И был ободряющий пример благополучной и сытой Швейцарии, блаженной Гельвеции, ей хватило на всю свою долгую историю и одного Вильгельма Телля, чтоб утолить потребность в герое.
Недаром она предпочла превратиться в уютный международный отель и впасть в приятную летаргию.
Но я родился в другой стране, в другое время, и очень скоро сумел осознать, что я завишу от государственной машины и что Большая Игра, на деле, имеет прямое ко мне отношение.
Однако, хотя она и азартна, и притягательна, и безусловно волнует моё воображение, я не намерен был стать игроком. Не та натура, не тот темперамент. Я не готов ни к бою, ни к риску.
Сам я на подмостки не выйду. Предпочитаю остаться в тени.
К тому же отечественная история находится в тревожном периоде грозной и качательной паузы.
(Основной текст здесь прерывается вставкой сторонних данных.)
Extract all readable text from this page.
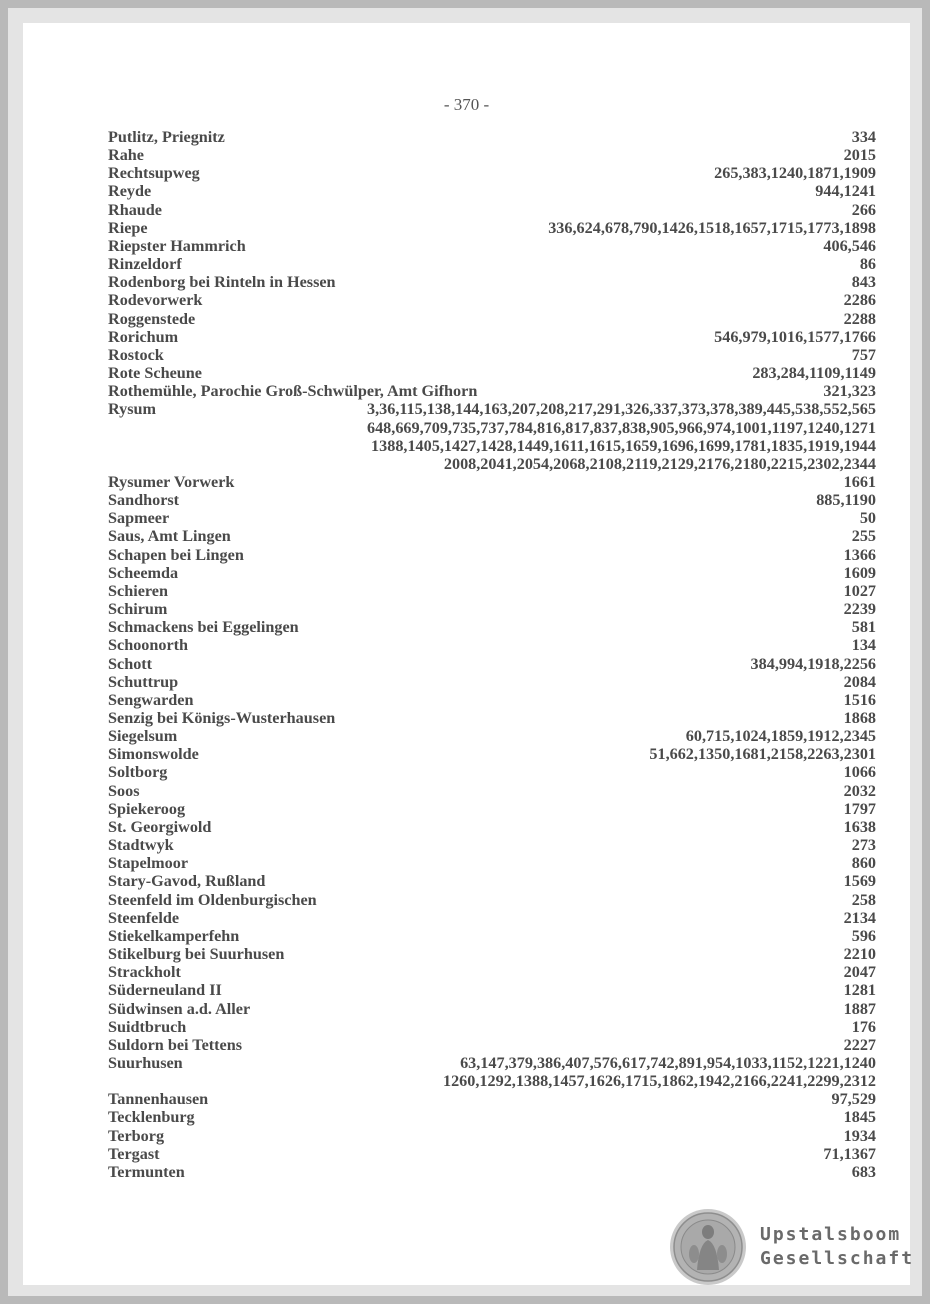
- 370 -
Putlitz, Priegnitz	334
Rahe	2015
Rechtsupweg	265,383,1240,1871,1909
Reyde	944,1241
Rhaude	266
Riepe	336,624,678,790,1426,1518,1657,1715,1773,1898
Riepster Hammrich	406,546
Rinzeldorf	86
Rodenborg bei Rinteln in Hessen	843
Rodevorwerk	2286
Roggenstede	2288
Rorichum	546,979,1016,1577,1766
Rostock	757
Rote Scheune	283,284,1109,1149
Rothemühle, Parochie Groß-Schwülper, Amt Gifhorn	321,323
Rysum	3,36,115,138,144,163,207,208,217,291,326,337,373,378,389,445,538,552,565
648,669,709,735,737,784,816,817,837,838,905,966,974,1001,1197,1240,1271
1388,1405,1427,1428,1449,1611,1615,1659,1696,1699,1781,1835,1919,1944
2008,2041,2054,2068,2108,2119,2129,2176,2180,2215,2302,2344
Rysumer Vorwerk	1661
Sandhorst	885,1190
Sapmeer	50
Saus, Amt Lingen	255
Schapen bei Lingen	1366
Scheemda	1609
Schieren	1027
Schirum	2239
Schmackens bei Eggelingen	581
Schoonorth	134
Schott	384,994,1918,2256
Schuttrup	2084
Sengwarden	1516
Senzig bei Königs-Wusterhausen	1868
Siegelsum	60,715,1024,1859,1912,2345
Simonswolde	51,662,1350,1681,2158,2263,2301
Soltborg	1066
Soos	2032
Spiekeroog	1797
St. Georgiwold	1638
Stadtwyk	273
Stapelmoor	860
Stary-Gavod, Rußland	1569
Steenfeld im Oldenburgischen	258
Steenfelde	2134
Stiekelkamperfehn	596
Stikelburg bei Suurhusen	2210
Strackholt	2047
Süderneuland II	1281
Südwinsen a.d. Aller	1887
Suidtbruch	176
Suldorn bei Tettens	2227
Suurhusen	63,147,379,386,407,576,617,742,891,954,1033,1152,1221,1240
1260,1292,1388,1457,1626,1715,1862,1942,2166,2241,2299,2312
Tannenhausen	97,529
Tecklenburg	1845
Terborg	1934
Tergast	71,1367
Termunten	683
Upstalsboom
Gesellschaft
С одной стороны, персональная власть, установившаяся в стране, ещё не стала самодержавной, но этот исход не исключён.
С другой стороны, мои способности могут найти своё применение. Ведь в политическом театре нужны и гримёры, и бутафоры, не говоря о режиссуре. Быть неприметным и необходимым – именно то, что мне по душе.
Ясно, что роль политтехнолога и есть моё истинное призвание. Она позволяет принять участие в Большой Игре, одновременно не ставя на кон свою судьбу. Я дорожу своей головою. Она у меня неплохо варит. К тому же одна, и я к ней привык.
Почему я сразу же, без колебаний, сделал ставку на Германа Карташова?
Ни поспешность, ни резкие движения мне не свойственны, каждый свой шаг я обдумываю – придирчиво, всесторонне и взвешенно.
И всё же первому впечатлению я отвожу серьёзное место. Оно не замылено, есть в нём прицельность и свежесть незамутнённого взгляда.
Во внешности Германа Карташова не было ничего необычного, и всё же нечто неординарное ей придавало и непонятную, и несомненную притягательность.